Beim Jahreswechsel 2015/16 war es nahe dem Kölner Dom, rund um den dort angrenzenden Hauptbahnhof massenhaft zu sexuellen Übergriffen und Diebstählen gekommen. Von der Polizei ungehindert, konnten mehrere Hundert Männer Frauen bedrängen und bestehlen. 1200 Anzeigen wurden gestellt. Zeugen beschrieben die Täter als Araber und Nordafrikaner. Mitten in die Diskussion, wie viele Asylbewerber Deutschland verträgt, platzte die Nachricht, dass unter den Angreifern viele Flüchtlinge waren. Silvester 2016 sollen nun 1500 Polizisten das Areal sichern. Rund zehn Mal so viele wie im Vorjahr. Denn diesmal blickt die ganze Welt auf Köln. Damit die Silvesterfeier nicht als Hochsicherheitsveranstaltung wirkt, verpflichtete man den 40-jährigen Philipp Geist.

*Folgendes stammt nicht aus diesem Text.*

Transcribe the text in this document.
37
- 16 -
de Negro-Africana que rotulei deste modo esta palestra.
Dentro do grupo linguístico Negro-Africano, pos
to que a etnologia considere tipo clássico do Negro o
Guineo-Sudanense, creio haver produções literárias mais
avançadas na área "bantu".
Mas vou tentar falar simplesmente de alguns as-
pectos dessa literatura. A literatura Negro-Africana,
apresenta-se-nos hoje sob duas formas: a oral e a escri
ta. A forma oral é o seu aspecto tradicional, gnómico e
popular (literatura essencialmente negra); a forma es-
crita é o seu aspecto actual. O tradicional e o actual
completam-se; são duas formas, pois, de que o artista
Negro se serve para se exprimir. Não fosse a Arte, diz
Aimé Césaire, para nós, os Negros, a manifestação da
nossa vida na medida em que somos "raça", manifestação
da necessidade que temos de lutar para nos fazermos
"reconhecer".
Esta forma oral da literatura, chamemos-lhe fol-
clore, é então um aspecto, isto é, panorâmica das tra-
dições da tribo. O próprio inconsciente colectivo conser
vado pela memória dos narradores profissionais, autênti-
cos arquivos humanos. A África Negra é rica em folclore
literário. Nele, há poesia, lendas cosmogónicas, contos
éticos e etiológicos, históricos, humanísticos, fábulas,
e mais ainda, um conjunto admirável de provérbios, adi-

Blickfang ist eine Wand mit 50 Familienbildern
Die Berliner konnten seine Kunst 2012 beim Festival of Lights auf dem Potsdamer Platz erleben, nachzusehen unter videogeist.de. 14 Projektoren strahlten Wörter, die von den Bürgern zuvor zu den Themen Berlin, Potsdamer Platz, Zeit, Raum und Licht eingesendet worden waren, auf den Bürgersteig. Dazu wurden der Kollhoff-Tower und das Renzo-Piano-Haus mal in wilde, mal in milde Farben getaucht. Beim Betrachter sorge das für „Gänsehaut“, schrieb die Berliner Morgenpost damals.
Geist lässt mit Licht Vorhänge vor Fassaden herabgleiten und sorgt dafür, dass sich Häuserfronten hervorwölben, als drücke von innen eine riesige Kugel dagegen. Er nimmt Stadtbereiche und macht etwas völlig Neues aus ihnen – genau das, was die Kölner Politik nun für die Hauptbahnhofsgegend ersehnt.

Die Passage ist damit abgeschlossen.